Worlds collide -- Oliver, I just heard you calling in to America's Test Kitchen's radio show. How did the dinner go? I chuckled when I thought you must have been clenching your teeth when they recommended Rick Bayless's cookbooks for you...

September 22, 2015 | Unregistered CommenterTom

The issue of blackface seems a non-issue to me. You do what the story-telling requires. If race / racism - or rather, the evil of racism - is an essential component of the story, you can't tiptoe around it with costuming or make-up or mannerisms, or you risk diluting the point of the story. In the case of Otello or Aida, I don't see where race or racism are central to the plots; Aida is not about her race, but about her nationality. and Otello is not explicitly about his race, it's about jealousy and insecurity; whether his race has anything to do with it is not clear. But what about something like Porgy and Bess, where racial differences and inequalities inform the background of the story being told?

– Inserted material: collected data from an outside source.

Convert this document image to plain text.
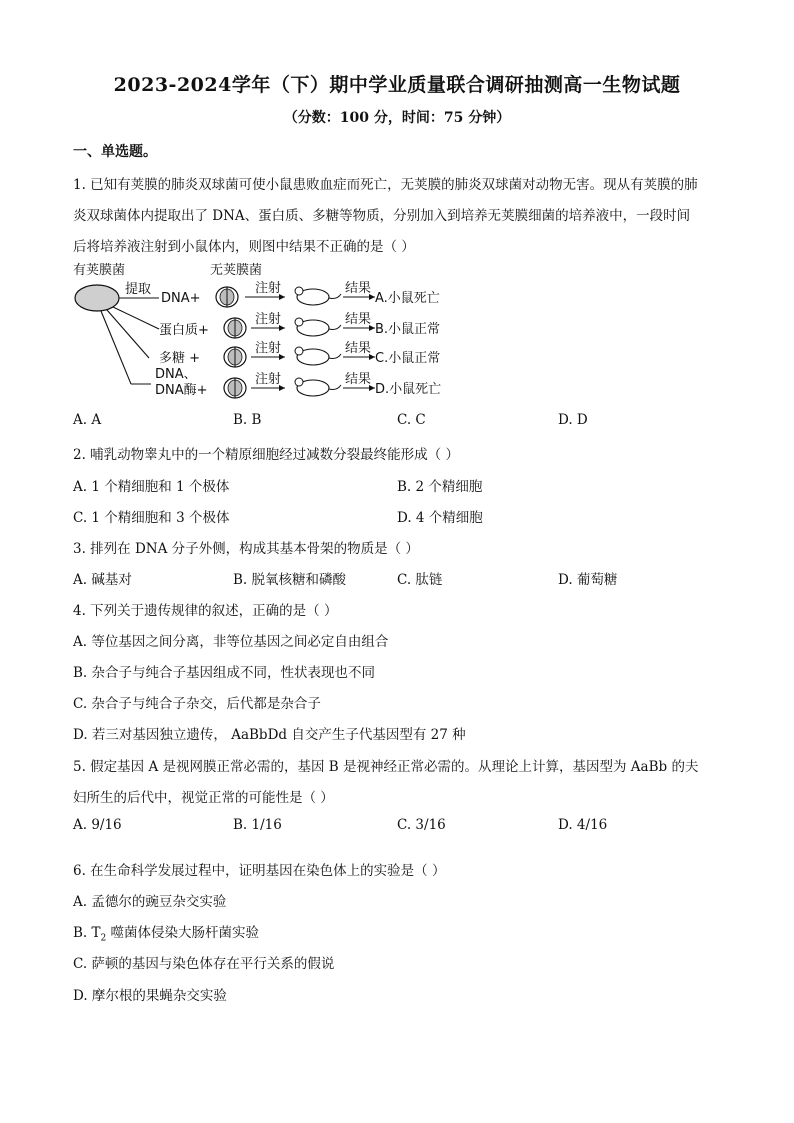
2023-2024学年（下）期中学业质量联合调研抽测高一生物试题
（分数：100 分，时间：75 分钟）
一、单选题。
1. 已知有荚膜的肺炎双球菌可使小鼠患败血症而死亡，无荚膜的肺炎双球菌对动物无害。现从有荚膜的肺
炎双球菌体内提取出了 DNA、蛋白质、多糖等物质，分别加入到培养无荚膜细菌的培养液中，一段时间
后将培养液注射到小鼠体内，则图中结果不正确的是（ ）
有荚膜菌	无荚膜菌
提取
DNA+
注射	结果
A.小鼠死亡
蛋白质+
注射	结果
B.小鼠正常
多糖 +
注射	结果
C.小鼠正常
DNA、
DNA酶+
注射	结果
D.小鼠死亡
A. A	B. B	C. C	D. D
2. 哺乳动物睾丸中的一个精原细胞经过减数分裂最终能形成（ ）
A. 1 个精细胞和 1 个极体	B. 2 个精细胞
C. 1 个精细胞和 3 个极体	D. 4 个精细胞
3. 排列在 DNA 分子外侧，构成其基本骨架的物质是（ ）
A. 碱基对	B. 脱氧核糖和磷酸	C. 肽链	D. 葡萄糖
4. 下列关于遗传规律的叙述，正确的是（ ）
A. 等位基因之间分离，非等位基因之间必定自由组合
B. 杂合子与纯合子基因组成不同，性状表现也不同
C. 杂合子与纯合子杂交，后代都是杂合子
D. 若三对基因独立遗传， AaBbDd 自交产生子代基因型有 27 种
5. 假定基因 A 是视网膜正常必需的，基因 B 是视神经正常必需的。从理论上计算，基因型为 AaBb 的夫
妇所生的后代中，视觉正常的可能性是（ ）
A. 9/16	B. 1/16	C. 3/16	D. 4/16
6. 在生命科学发展过程中，证明基因在染色体上的实验是（ ）
A. 孟德尔的豌豆杂交实验
B. $T_2$ 噬菌体侵染大肠杆菌实验
C. 萨顿的基因与染色体存在平行关系的假说
D. 摩尔根的果蝇杂交实验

Would an all-white version of Porgy and Bess, or The Wiz, be the same thing?

I do think there are cases where racism can be used as an added ingredient to revitalize more familiar operas. In particular, I'd like to see Nozze di Figaro set in the pre-Civil War, antebellum, deep South, on a cotton plantation. With the Almavivas and the upper class all white, rich plantation owners or business folk, and Figaro, Susanna, Antonio, Barbarina, et al, as household servants, upgraded from slave status, in typical, Gone-With-The-Wind, pickaninny costumes, if you will (no offense intended, just trying to make a point here). That might bring home the social issues that Beaumarchais (and Mozart and da Ponte) were making to audiences that don't quite get the outrageousness of it today. Can you see the Count hitting on a dark-skinned Susanna, or Figaro trying to outwit the master, ala Amos n Andy? Or when Marcellina / Bartolo are forced to realize that Figaro is their long lost son!

The great composers and playwrights didn't shy away from sensitive topics; Mozart shoves them in your face every chance he gets.